In the adolescent period, excessive emotional expression should be avoided, the child’s behavior, activities and circle of acquaintances should be controlled, observing the “middle ground” in order to avoid both excessive dependence and lack of control. In the event of a depressive mood or other changes in affect, the child can attend a psychotherapist, special trainings that help to form internal mechanisms to combat the influence of stressful factors.

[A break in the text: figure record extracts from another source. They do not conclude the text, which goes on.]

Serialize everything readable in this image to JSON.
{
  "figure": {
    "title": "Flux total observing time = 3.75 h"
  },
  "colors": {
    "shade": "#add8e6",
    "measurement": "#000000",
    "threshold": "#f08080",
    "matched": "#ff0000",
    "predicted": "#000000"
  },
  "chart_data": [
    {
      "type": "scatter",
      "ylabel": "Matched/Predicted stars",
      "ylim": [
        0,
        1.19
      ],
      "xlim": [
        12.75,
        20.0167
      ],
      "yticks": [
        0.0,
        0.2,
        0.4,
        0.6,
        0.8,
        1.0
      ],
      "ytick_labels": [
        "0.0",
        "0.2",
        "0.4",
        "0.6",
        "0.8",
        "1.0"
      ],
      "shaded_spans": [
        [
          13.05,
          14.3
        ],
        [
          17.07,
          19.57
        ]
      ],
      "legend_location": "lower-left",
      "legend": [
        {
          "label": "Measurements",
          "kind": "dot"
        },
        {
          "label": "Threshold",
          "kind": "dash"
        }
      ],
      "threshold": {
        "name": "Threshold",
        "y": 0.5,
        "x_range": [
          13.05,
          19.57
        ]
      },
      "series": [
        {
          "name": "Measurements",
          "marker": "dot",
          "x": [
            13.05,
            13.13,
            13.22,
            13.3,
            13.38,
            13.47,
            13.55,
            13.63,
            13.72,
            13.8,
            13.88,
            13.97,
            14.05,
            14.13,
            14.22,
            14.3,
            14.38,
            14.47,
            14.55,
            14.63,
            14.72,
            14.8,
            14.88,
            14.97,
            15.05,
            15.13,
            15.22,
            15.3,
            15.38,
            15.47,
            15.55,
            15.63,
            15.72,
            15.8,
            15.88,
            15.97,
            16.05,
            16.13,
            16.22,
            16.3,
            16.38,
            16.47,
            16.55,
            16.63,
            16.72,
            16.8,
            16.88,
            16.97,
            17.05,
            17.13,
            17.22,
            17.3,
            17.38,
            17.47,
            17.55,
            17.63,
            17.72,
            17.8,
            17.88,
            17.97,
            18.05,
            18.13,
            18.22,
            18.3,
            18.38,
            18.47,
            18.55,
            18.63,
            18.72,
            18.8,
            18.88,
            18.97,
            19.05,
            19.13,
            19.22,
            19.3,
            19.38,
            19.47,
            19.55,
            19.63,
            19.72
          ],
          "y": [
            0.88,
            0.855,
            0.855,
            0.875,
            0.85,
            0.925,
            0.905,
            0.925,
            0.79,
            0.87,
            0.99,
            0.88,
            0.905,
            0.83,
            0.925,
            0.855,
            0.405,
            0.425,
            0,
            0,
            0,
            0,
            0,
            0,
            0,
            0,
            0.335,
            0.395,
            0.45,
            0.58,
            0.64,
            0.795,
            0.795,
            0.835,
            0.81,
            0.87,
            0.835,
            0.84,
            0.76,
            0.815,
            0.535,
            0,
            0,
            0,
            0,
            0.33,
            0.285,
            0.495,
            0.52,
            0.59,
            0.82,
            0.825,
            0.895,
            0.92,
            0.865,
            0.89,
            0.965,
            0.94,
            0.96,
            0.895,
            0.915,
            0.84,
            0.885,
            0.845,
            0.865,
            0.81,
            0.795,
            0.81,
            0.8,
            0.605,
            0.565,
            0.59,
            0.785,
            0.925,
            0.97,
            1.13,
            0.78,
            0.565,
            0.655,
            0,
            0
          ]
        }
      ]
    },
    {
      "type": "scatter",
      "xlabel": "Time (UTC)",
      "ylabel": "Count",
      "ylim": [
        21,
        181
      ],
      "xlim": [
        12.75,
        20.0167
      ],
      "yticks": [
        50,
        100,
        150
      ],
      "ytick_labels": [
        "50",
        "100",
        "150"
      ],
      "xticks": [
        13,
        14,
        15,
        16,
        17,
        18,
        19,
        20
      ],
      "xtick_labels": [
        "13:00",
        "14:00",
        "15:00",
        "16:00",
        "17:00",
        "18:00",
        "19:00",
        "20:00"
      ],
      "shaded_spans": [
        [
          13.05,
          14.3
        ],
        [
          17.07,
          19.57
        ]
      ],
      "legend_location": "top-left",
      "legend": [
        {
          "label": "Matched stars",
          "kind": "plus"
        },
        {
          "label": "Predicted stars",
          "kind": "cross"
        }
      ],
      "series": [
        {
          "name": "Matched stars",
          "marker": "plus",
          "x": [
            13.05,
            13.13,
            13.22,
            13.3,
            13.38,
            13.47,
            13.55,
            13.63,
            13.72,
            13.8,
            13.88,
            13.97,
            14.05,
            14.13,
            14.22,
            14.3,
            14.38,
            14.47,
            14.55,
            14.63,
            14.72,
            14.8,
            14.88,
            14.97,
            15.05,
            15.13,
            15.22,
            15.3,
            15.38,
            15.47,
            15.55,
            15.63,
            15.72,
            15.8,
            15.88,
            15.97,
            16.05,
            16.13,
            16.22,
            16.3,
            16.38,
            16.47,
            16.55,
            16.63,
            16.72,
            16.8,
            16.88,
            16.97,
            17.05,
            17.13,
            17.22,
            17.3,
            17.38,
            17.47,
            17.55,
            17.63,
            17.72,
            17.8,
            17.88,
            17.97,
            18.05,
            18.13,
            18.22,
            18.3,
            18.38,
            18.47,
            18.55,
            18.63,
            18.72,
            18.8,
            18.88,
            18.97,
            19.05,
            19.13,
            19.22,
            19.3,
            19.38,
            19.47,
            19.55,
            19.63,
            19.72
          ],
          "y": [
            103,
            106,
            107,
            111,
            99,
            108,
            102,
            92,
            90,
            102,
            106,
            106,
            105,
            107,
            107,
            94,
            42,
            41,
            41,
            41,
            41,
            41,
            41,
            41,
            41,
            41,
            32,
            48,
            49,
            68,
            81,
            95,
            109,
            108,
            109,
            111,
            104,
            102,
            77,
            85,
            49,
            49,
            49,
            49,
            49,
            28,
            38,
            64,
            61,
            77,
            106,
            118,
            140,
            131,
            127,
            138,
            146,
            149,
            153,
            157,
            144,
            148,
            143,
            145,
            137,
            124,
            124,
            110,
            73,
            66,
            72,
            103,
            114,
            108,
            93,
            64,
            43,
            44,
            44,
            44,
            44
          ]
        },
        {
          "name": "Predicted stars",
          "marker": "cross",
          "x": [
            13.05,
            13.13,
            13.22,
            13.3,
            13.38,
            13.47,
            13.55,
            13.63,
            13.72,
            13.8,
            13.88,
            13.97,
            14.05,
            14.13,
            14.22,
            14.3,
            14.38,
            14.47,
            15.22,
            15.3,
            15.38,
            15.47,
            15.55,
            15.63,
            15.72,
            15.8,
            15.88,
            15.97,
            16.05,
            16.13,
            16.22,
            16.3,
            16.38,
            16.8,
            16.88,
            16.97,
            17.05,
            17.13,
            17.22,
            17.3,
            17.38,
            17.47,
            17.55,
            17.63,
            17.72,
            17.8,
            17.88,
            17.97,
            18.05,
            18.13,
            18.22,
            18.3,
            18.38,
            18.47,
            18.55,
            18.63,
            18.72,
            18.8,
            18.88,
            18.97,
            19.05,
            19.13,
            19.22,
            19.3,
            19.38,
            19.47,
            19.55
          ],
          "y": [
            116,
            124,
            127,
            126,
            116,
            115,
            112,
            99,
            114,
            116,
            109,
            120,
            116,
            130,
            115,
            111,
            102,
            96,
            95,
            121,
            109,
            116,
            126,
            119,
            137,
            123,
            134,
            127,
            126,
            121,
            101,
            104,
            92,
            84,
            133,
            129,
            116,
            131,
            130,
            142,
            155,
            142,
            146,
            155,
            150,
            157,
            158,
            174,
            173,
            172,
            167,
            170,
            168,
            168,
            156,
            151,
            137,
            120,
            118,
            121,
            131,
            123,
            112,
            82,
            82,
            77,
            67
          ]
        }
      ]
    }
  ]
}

At any age, the ability to accept oneself, to communicate with others and to find those who can provide assistance are considered important preventive steps to prevent the development of a mental disorder; the opportunity to "talk"; physical activity, with group exercises preferred; ability to manage the reaction stressors; a decrease, or better, a complete rejection of alcohol and other psychoactive substances; the acquisition of new skills, creative and spiritual activities, participation in the social life of life, the presence of good friends and a strong family.
Forecast
The question of the existence of schizophrenia as a single disease remains open, the criteria for diagnosing this disease also differ significantly in psychiatric schools in different countries. But in general, delusional schizophrenia, as if it were not called, so far refers to serious and incurable diseases. Nevertheless, a good prognosis increases the earlier start of treatment, its continuity and lack of stigma. The studies revealed that stigma led to more pronounced symptoms of schizophrenia compared with those patients who were treated without knowing their diagnosis.
A long-term therapeutic effect is considered a good prognosis, sometimes patients are even canceled taking drugs. Success depends entirely on the adequacy of the prescribed treatment and the individual resources of the patient’s personality. Modern psychiatry with an integrated approach to treatment has a large arsenal of means to stabilize the patient's condition.